Wednesday, 18 April 2018: 4:30 PM
Masters ABCD (Sawgrass Marriott)
Nadia Bloemendaal, Vrije Universiteit, Amsterdam, Netherlands; and S. Muis, R. Haarsma, M. Irazoqui Apecechea, M. Verlaan, H. de Moel, P. J. Ward, and J. C. J. H. Aerts

We analyze the suitability of ECMWF Integrated Forecasting System (IFS) for storm surge hindcasting. This is done by extracting meteorological forcing (U10, MSLP) from IFS at 0.225° horizontal resolution for eight historical tropical cyclones (TCs), and simulating storm surges using the Global Tide and Surge Model. We validate U10 and MSLP of ECMWF IFS against IB-TrACS data and maximum surge heights are validated using tide gauge data and/or other literature. In general, there is good agreement between modeled and observed U10 and MSLP. However, maximum intensities in small TCs (such as Haiyan and Patricia) are underestimated due to the horizontal resolution of IFS. Modeled maximum surge heights seem to be well in line with observations and literature, with R2=0.90 for Sandy and R2=0.91 for Irma.

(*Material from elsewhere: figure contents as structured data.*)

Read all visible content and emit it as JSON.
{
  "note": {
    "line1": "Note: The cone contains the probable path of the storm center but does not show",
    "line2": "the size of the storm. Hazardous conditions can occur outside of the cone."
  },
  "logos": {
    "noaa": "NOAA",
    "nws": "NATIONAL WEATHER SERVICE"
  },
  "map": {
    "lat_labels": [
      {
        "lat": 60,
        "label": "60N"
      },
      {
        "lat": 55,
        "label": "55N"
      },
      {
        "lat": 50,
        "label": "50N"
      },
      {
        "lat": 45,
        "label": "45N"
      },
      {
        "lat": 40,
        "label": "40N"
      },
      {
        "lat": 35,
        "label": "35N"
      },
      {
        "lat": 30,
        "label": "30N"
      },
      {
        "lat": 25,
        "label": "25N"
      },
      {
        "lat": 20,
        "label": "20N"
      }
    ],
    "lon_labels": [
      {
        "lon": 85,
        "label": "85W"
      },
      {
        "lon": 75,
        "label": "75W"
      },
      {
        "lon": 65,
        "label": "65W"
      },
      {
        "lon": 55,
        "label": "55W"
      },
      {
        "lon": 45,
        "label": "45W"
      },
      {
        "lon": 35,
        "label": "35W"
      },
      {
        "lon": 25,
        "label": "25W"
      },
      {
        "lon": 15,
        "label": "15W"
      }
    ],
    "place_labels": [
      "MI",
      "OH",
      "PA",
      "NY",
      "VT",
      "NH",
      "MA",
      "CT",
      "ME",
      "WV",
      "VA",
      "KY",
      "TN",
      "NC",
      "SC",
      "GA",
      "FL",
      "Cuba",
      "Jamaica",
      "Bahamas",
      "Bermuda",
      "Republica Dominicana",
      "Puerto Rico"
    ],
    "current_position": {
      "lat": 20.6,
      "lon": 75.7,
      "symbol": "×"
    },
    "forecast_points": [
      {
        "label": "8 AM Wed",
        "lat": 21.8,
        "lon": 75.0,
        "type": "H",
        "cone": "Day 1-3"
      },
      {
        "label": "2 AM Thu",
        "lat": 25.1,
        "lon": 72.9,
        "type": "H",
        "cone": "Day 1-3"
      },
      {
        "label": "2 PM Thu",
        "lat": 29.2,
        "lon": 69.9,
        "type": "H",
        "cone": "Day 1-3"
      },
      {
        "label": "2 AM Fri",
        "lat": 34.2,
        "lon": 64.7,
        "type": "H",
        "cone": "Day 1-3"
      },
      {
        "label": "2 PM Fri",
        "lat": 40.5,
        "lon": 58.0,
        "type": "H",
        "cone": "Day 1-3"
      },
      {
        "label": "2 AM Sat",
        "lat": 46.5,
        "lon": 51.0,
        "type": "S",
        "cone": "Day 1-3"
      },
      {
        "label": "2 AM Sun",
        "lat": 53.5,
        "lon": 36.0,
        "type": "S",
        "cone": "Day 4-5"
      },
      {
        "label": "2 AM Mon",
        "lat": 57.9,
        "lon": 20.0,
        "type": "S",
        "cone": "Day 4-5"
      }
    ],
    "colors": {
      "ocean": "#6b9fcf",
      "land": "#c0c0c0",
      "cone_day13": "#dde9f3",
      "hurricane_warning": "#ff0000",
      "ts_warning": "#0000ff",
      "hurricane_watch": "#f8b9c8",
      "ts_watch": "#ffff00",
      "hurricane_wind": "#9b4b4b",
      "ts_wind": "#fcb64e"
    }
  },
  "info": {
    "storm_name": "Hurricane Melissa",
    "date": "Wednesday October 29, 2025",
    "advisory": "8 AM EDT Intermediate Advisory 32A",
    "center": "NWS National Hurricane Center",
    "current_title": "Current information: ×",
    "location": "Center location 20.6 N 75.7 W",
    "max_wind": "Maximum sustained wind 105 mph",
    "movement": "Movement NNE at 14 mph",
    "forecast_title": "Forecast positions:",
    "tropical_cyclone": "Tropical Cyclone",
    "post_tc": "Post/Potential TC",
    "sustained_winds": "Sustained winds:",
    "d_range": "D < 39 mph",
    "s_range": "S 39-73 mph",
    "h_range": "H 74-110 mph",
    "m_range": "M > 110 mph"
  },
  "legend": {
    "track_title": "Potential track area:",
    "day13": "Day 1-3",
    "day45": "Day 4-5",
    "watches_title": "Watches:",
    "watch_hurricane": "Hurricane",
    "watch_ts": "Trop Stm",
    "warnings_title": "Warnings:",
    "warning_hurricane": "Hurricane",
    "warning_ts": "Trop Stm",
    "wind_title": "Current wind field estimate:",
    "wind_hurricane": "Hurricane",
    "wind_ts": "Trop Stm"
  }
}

We also discuss the effect of horizontal resolution of meteorological forcing on maximum surge heights. This is carried out by upscaling the meteorological forcing from 0.225° to coarser resolutions up to 1.0°. For all TCs, TC intensity is decreased in coarser resolution datasets, resulting in lower maximum surge heights. In addition, reductions are larger for larger maximum surge heights. Moreover, results suggest that coastal slope and coastline complexity may affect surge heights at coarser resolutions more than TC size. For relatively simple coastlines (fractal dimension < 1.10), the reduction in maximum surge height is 0.02 – 0.17 m (10-34%) when using 1.0° resolution forcing compared to 0.225° resolution forcing. For more complex coastlines, reductions exceed 0.5 m, up to 1.24 m for Irma. This suggests that particularly along complex coastlines, high resolution meteorological forcing results in the more adequately modeling of storm surges.